Screening Programs: In order to be able to address HCV in NYC we need awareness & screening projects.
 
- We need to conduct screening projects in all the affected communities, including the various immigrant populations. And of course we need well designed culturally appropriate linkage to care & patient education programs.
 
- Then we will need trained staff to conduct these screening programs, and organizations that have been already conducting HCV screening throughout NYC should be at the forefront in leading this effort.
 
- We need community-based screening programs.
 
- This means we need "local" screening & linkage to care programs, which means every neighborhood should have an HCV awareness and screening program within that neighborhood that is culturally appropriate for that community.
 
- Of course then we need adequate & well trained treatment & care programs designed to be able to provide care & treatment for those identified with HCV.
 
- Fortunately, in NYC we have as many as 15 or more public & private hospitals & clinics throughout NYC where they already treat HCV. This already provides a care system to begin to utilize.
 
- So for example, we should have several screening programs throughout the Brighton Beach area for Russians. There are several large Chinese communities, in Queens & Brooklyn, where culturally appropriate screening should take place.
 
- We will need to train staff for screening, and patient education for HCV disease and care & treatment.
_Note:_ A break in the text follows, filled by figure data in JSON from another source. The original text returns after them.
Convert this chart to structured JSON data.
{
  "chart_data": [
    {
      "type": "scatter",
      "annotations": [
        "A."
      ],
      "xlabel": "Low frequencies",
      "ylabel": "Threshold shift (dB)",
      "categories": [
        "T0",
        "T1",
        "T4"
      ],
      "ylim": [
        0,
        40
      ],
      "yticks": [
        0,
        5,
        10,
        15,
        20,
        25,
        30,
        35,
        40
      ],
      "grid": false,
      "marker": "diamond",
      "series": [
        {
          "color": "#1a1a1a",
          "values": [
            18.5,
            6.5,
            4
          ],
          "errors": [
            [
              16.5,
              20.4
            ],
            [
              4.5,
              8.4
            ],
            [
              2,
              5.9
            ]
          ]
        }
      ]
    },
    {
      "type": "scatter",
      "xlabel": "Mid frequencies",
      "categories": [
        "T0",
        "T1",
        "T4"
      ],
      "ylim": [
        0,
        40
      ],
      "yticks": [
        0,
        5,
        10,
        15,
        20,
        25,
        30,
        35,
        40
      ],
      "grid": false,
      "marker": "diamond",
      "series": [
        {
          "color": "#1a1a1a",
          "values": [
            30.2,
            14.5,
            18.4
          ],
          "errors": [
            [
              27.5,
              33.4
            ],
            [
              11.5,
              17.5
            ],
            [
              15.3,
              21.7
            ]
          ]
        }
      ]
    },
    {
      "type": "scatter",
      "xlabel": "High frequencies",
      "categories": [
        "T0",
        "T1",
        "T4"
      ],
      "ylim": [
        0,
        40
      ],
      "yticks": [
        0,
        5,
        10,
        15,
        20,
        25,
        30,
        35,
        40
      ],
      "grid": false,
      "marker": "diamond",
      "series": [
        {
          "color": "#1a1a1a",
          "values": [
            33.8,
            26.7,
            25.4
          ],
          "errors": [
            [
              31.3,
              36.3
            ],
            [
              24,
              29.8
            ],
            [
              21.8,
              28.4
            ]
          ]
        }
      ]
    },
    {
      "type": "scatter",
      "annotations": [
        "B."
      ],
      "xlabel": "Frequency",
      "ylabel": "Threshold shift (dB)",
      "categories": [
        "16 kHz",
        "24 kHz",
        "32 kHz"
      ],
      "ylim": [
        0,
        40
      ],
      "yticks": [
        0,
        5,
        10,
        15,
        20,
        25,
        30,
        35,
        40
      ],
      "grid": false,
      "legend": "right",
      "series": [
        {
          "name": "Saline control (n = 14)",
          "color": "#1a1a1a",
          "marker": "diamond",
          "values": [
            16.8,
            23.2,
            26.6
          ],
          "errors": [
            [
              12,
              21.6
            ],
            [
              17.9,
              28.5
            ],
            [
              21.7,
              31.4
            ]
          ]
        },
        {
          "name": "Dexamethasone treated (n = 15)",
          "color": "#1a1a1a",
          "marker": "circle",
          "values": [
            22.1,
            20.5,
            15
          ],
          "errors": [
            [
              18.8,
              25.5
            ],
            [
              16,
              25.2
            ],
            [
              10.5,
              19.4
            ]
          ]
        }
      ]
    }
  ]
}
We will need to develop direct linkage agreements from screening sites to hospitals & clinics.
 
- We will need good care & treatment systems within the hospitals & clinics, meaning culturally appropriate patient support services, patient HCV disease education like we have in HIV, and of course we want to make sure we have a well trained clinician population schooled in up to date care & treatment.
 
- We will need clinicians able & willing to treat IDUs and those with a history of IDU.
 
Toward a more accurate estimate of the prevalence of hepatitis C in the United States - (09/30/15)
 
from Jules: it has been several years since we started discussing HCV prevalence among the homeless, incarcerated, and on Indian reservations. But few have been discussing the impact of immigrants on HCV prevalence. For many years I have been saying I think the HCV prevalence in the US is 8-9 million, this is based on that I estimate 1-2 million immigrants in the USA have HCV and that HCV among IDUs & the homeless are underestimated. The prevalence of HCV among IDUs are I think also underestimated and this never gets discussed either.